Comédie burlesque d'après l'oeuvre d'Alfred Jarry, mise en scène de Dan Jemmett, avec Giovanni Calò, Eric Cantona et Valérie Crouzet. Comme Gérard Depardieu préfère jouer le Père Ubu sur des estrades politiques, Dan Jemmett a eu la bonne idée de proposer le rôle à Éric Cantona, le seul sportif pataphysicien.
Ne pas oublier que c’est sous forme de marionnettes qu’a été créé "Ubu Roi", que Alfred Jarry se moquait d’un pion dans cette pochade et qu’il n’était pas question de critique politique ou sociale mais d’une grosse farce débridée,"énaurme", occasion d’aligner les "merdre" et les paillardises. Même chose, en encore moins cohérent, dans les suites d’Ubu, dont cet "Ubu enchaîné", second volet de la saga.
En principe - mais faut-il avoir des principes quand on monte ou démonte Jarry ? - on joue tout Ubu et on n’isole pas "Ubu enchaîné". Tout ça pour finir par dire que Dan Jemmett et Mériam Korichi ont bien eu raison de n’avoir aucun respect pour une œuvre que Jarry n’avait pas conçu pour être respectable.

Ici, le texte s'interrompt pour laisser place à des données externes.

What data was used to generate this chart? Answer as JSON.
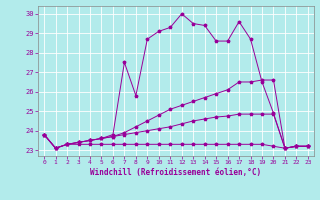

Avec le mince argument ubuesque d’"Ubu enchaîné", Dan Jemmett a tiré une bonne heure théâtrale, ce qui dénote de l’habileté chez ce sujet britannique qui s’est mis au service de l’ancien roi de Pologne et d’Aragon, pas déçu d’être déchu, et prêt à rajouter du grotesque à sa dialectique, genre "l’esclavage, c’est la liberté"...
Sur scène, occupant les deux-tiers de l’espace, un petit personnage petit-déjeune, beurrant des toasts et cuisant des œufs, menant et malmenant une pauvre fleur (on prendra le risque de dire qu’il s’agit d’un lys). Tout semble banal, sauf qu’il s’évertue à casser ce qu’il vient de poser avec précaution sur sa table, renverse ses toasts et ses œufs, les piétine puis tente de les reconstituer.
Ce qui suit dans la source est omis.